Nearly 24 years ago, April Wilkens killed her rapist and documented abuser, the son of a Tulsa millionaire. Despite numerous protective orders, no one would help Wilkens escape the cycle of his abuse. Her abuser terrorized her for two months straight and was even arrested outside of her house with a loaded gun.


Instead of protecting her, police took Wilkens to a mental institution.


“I know for a fact that someone is trying to hurt me and hurt my child and my life is in danger and my child’s life is in danger,” April Wilkens told VNN. “He told me that he had the police take me to a mental institution so that it would teach me that he was the only person that cared about me.”


Full story here: https://app.verifiednews.network/articles/share/2216

Wilkens killed her abuser during his final attack, less than 48 hours after she was released from the mental institution.

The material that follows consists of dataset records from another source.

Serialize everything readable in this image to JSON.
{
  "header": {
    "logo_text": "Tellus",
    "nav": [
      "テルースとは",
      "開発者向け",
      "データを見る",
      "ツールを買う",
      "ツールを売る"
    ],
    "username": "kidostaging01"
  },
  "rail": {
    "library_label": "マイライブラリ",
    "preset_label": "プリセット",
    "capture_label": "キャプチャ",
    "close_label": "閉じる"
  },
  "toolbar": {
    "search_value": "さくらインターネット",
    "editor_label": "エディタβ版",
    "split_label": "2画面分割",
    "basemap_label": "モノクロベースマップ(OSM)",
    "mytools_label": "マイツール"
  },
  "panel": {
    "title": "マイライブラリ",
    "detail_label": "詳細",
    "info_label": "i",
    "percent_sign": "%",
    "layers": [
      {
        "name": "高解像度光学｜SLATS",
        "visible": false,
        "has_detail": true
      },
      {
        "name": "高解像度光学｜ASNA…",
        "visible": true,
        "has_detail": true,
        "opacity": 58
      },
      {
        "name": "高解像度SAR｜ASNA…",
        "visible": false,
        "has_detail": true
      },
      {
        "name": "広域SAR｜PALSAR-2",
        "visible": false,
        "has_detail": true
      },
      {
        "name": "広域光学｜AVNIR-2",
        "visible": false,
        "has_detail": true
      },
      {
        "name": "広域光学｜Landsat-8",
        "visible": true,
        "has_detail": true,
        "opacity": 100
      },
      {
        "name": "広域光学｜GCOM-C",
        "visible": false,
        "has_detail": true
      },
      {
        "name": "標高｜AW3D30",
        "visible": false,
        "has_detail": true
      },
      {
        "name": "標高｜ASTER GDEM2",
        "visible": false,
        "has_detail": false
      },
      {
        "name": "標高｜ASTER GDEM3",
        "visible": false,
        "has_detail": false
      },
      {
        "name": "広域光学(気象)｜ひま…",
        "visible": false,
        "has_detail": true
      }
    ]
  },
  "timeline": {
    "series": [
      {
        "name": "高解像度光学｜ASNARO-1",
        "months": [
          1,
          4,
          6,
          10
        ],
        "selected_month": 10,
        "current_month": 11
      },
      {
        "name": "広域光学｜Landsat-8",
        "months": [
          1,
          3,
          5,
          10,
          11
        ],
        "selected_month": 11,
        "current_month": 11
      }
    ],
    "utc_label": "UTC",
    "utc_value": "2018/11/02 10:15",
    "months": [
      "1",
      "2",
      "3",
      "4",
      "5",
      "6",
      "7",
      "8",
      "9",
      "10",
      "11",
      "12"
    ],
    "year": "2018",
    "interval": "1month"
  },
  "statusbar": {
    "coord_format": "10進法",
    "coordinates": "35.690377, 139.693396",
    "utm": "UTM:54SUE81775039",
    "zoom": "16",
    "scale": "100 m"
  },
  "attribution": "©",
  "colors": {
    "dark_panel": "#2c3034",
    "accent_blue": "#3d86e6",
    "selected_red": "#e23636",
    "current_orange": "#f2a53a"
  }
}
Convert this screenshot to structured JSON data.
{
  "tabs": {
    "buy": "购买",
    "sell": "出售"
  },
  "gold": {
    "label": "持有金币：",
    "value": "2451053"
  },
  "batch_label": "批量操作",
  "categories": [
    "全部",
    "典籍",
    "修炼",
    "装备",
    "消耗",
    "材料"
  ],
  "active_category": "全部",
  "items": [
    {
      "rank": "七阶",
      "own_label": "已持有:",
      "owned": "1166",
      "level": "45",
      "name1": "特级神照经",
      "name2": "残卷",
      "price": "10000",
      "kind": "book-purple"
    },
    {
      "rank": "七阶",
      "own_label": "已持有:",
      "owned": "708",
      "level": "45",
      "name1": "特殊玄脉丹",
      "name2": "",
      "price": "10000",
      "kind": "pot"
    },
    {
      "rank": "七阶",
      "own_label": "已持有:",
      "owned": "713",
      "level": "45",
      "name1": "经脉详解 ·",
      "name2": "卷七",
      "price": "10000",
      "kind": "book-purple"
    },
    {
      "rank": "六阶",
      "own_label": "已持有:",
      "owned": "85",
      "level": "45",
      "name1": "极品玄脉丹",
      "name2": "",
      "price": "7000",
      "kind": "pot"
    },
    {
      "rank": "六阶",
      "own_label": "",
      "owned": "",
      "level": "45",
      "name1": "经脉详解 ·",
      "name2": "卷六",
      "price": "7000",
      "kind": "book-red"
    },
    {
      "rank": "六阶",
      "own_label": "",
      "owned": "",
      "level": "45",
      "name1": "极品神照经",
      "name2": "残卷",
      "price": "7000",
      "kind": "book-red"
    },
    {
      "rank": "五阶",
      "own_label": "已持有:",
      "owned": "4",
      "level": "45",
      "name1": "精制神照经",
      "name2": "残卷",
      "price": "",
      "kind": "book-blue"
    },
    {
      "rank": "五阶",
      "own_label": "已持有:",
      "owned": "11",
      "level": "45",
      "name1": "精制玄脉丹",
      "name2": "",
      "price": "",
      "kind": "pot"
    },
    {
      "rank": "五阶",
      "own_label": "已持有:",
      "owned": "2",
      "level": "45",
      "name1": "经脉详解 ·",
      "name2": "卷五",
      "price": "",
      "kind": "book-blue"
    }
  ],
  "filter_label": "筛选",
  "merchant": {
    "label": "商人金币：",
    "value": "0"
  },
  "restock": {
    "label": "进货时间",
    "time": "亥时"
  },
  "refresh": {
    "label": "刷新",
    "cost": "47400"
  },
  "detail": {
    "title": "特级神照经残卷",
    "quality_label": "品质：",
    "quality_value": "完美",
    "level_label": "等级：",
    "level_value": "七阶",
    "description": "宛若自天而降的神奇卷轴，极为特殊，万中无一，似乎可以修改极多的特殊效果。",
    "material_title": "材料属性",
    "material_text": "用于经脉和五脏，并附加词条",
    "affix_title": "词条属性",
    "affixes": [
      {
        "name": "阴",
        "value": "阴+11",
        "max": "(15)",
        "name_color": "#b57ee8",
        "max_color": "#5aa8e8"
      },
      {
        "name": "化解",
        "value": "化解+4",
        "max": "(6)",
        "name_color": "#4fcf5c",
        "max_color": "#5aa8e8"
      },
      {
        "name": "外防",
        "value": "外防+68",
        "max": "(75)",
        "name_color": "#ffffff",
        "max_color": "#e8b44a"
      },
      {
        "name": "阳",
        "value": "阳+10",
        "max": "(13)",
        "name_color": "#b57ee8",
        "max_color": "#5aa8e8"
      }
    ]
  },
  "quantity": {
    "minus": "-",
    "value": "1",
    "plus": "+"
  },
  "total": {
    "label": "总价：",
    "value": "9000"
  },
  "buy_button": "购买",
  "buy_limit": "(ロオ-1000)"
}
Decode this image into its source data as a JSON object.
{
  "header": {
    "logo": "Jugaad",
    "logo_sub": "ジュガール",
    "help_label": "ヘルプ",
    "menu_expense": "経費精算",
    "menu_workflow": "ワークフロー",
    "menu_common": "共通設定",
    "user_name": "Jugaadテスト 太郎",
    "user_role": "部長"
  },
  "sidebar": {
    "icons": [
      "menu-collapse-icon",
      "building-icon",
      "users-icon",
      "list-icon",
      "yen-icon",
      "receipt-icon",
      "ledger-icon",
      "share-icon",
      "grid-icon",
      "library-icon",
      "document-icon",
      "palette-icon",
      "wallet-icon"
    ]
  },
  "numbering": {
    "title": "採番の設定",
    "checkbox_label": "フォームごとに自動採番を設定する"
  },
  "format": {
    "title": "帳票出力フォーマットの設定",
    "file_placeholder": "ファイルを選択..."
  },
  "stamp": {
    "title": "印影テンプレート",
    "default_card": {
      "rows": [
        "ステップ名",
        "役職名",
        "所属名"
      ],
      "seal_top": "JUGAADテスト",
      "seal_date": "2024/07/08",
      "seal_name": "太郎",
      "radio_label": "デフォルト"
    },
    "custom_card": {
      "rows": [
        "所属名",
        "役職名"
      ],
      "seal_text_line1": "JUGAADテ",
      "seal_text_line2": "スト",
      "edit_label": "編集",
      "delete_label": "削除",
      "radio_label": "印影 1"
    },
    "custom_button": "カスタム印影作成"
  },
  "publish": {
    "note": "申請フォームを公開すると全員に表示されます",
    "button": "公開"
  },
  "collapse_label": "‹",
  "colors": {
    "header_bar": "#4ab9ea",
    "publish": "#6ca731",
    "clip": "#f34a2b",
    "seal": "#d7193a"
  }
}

She was charged with murder. A jury sentenced her to life with parole.


On March 7, 2022, the Oklahoma Pardon and Parole Board denied her request for a parole hearing, despite being granted parole hearings the last two times she was eligible.

Please help April in her fight for freedom. Below is a list of some of the issues with her case  and why she should be given her life back: 

  •  April Wilkens survived many incidents of long-term abuse while in a relationship with her abuser. After breaking it off with him, his violence escalated including rape, assault, breaking into her home, kidnapping at gunpoint, stalking, and revenge porn blackmail. 
  • April did not receive sufficient protection from police, saying they actually joked that they kept expecting to find her dead. Police did not enforce a warrant for her abuser’s arrest relating to the gun charge he caught outside of April’s house, despite encountering him numerous times before he was killed.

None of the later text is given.